I Am Not Jessica Chen(73)
This manages to top all of that?
But already I can imagine the answer. To them, violence doesn’t look like blood and broken bones. Violence looks like the disruption of power.
“What were you thinking, Jessica?” Ms. Lewis asks sharply. “You could have hit Lachlan.”
A few feet away from me, Lachlan slides into one of the seats by the open window, his long legs sprawled out. He hasn’t uttered a word since we left the library.
“Well?” Ms. Lewis presses.
I swallow and try to think of how Jessica would respond, except of course Jessica would never be in this situation in the first place. So when I speak, I speak as myself. “Did you hear what he said to me?”
She blinks. “What he said? Are you honestly making excuses for your actions?”
“Fine,” I say, folding my arms across my chest. Suddenly all my anger has wilted, and all that’s left is heavy, bone-crushing exhaustion. I don’t want to be here. I don’t want to explain my hurt, dissect it in a way that’ll make them understand. “So maybe I scared him a little.”
“Maybe—”
“But what else was I meant to do? Just stand there and take it? Ignore him? Walk away and be the better person?”
Her eyes flash. “Yes, Jessica. I’m frankly appalled that I even have to answer that question. Yes, that’s exactly what you should have done. That’s what we would expect of a model student like yourself.”
I clench my teeth and face her fully. She stares back, her disappointment palpable. A sharp, twisting pain tears through my chest. I remember all the times I watched Ms. Lewis stop Jessica after class to compliment her, just to tell her she was doing a great job. I think of all her kind smiles, her words of encouragement, her subtle nods of approval from the front of the room. Jessica Chen has always been one of her favorites—everyone knows it.
But now, within a matter of moments, because of one mistake, it’s like everything has been erased.
And I realize, with a deeper pain, that this is the difference between being accepted and being tolerated. Even Jessica isn’t an exception. None of us are.
“What exactly is your definition of a model student?” I ask her.
She falters, but I already know what she’s thinking.
A model student causes no trouble. A model student makes no noise. A model student gives everything they have and asks for nothing. They simply keep their head down and study and get the best scores on behalf of the school, and then they graduate as valedictorian, with their perfect winning streak, and they head to the best universities in the world to train even harder to become a model citizen, so they can continue to be good. They’re so good that nobody bothers to notice when something’s wrong. They’re so good they’re an afterthought. They’re so good they might as well not exist, except to be used as evidence that success is possible, that the system is perfectly sound, that anyone who struggles can only blame themselves.

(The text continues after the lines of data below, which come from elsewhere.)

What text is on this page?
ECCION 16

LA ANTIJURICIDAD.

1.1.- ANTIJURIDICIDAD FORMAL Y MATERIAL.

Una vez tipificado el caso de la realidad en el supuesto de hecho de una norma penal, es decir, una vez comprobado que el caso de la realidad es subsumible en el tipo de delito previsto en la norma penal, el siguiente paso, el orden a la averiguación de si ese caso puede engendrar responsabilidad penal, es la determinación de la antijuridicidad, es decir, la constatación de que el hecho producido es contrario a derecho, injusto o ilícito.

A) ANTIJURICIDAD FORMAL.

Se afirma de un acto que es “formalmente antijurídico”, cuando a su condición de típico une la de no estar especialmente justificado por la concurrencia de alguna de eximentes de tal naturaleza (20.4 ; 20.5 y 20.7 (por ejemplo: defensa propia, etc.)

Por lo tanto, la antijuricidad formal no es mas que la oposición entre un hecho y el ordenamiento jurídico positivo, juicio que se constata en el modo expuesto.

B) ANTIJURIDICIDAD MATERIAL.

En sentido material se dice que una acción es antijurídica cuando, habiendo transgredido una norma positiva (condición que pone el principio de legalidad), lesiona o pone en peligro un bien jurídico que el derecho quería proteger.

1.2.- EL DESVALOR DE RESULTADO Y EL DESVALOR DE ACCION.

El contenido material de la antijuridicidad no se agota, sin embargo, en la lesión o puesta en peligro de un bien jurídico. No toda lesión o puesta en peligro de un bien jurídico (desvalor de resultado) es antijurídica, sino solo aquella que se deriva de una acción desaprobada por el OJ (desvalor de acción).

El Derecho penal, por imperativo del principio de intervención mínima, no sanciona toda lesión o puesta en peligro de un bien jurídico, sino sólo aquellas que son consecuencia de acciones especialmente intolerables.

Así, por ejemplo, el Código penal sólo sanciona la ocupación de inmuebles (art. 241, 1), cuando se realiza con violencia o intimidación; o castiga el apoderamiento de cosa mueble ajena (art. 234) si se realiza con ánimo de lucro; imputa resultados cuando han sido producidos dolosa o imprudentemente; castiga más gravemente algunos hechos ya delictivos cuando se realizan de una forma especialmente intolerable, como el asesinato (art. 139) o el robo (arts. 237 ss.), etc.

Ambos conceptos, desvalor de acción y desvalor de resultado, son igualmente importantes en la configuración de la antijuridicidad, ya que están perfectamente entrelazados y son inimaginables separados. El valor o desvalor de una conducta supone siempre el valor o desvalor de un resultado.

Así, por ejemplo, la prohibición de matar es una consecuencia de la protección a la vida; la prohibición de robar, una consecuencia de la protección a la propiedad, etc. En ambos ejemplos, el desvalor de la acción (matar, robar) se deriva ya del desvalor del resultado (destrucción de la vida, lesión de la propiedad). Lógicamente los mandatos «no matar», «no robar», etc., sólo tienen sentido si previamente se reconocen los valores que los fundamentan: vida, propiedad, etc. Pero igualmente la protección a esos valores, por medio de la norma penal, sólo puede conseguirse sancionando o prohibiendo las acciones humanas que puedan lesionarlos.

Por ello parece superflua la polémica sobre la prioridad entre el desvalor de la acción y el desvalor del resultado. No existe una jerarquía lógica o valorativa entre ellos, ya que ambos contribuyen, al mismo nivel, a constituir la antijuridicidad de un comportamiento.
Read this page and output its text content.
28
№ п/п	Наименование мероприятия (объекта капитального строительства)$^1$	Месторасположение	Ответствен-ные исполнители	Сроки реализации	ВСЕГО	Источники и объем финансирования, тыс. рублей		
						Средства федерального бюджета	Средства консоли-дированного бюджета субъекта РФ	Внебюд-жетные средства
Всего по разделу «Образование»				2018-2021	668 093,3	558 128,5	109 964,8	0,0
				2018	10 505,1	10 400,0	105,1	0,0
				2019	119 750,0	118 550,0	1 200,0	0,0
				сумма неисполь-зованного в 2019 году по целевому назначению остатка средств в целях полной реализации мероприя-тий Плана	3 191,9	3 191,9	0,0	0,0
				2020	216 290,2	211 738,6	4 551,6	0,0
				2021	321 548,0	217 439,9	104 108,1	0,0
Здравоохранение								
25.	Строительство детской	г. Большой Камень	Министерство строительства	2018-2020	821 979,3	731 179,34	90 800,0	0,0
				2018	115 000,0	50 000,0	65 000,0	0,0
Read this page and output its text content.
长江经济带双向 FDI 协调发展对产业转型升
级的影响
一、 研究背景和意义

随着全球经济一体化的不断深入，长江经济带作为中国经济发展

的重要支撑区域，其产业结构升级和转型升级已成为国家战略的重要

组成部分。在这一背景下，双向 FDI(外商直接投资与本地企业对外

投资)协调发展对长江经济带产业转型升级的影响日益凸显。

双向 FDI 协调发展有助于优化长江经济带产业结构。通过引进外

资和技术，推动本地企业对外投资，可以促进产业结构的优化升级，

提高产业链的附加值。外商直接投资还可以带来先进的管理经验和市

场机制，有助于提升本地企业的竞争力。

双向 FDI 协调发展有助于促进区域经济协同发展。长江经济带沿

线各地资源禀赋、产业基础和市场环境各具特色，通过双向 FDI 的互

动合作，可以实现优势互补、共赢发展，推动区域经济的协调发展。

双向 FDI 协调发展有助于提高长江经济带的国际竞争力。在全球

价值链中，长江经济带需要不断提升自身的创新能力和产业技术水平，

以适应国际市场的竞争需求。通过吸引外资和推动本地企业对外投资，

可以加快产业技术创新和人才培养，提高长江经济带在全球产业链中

“Well,” Ms. Lewis says at last, with a sniff. “For one, they would never resort to violence.” She turns her attention to Lachlan, and her voice instantly grows softer, the way you’d speak to a young, defenseless child. “How are you feeling, Lachlan?”
Lachlan makes a low grumbling sound. “I think . . . I think I might need some time to recover—”
“From the notebook sailing over your shoulder?” I demand incredulously.
He glowers at me. “It could have hit me. It could have killed me.”
“Yes, sure. It’s entirely likely that the notebook would have ricocheted off the library wall twenty-five feet behind you at a perfect hundred-degree angle, shot back through the air with the speed and force of an arrow, and hit you perfectly in the back of the neck with the corner of the soft cover, hence shattering a bone near an artery—”
“Exactly. It could have,” he says, sniffling. Either he is incapable of comprehending the sheer absurdity of his accusation, or he’s so shameless as to not care if his claims are ridiculous, because he believes everyone will side with him anyway.
“If that’s your understanding of physics,” I say sweetly, “I’d suggest paying more attention to the teacher instead of ranking the hottest girls in the class with your friends.”
“Jessica,” Ms. Lewis snaps. “Seriously, what’s gotten into you?”
“I didn’t hurt him,” I say, because if she believes I’m guilty either way, I might as well speak up for myself. “I didn’t even touch him. I threw a notebook—”
“I want to call my father,” Lachlan says, straining his voice to be heard over mine. “I’m going to tell him that I don’t feel safe at this school anymore.”
An audible snort escapes my lips, but beneath my incredulity, I feel the first prickling of fear. If Lachlan refuses to let this go, the school will have to step in. Maybe they’ll message my aunt and uncle. Maybe they’ll tell Harvard, and they’ll rescind my acceptance. Jessica’s acceptance. The thought makes my stomach contract. I’ve always envied Jessica for being better, but I’ve never wanted to make her life worse.
Ms. Lewis visibly freezes. I can almost see the mental calculations she’s doing, her need to protect Lachlan’s feelings warring against her need to protect the school brand—and, ultimately, losing.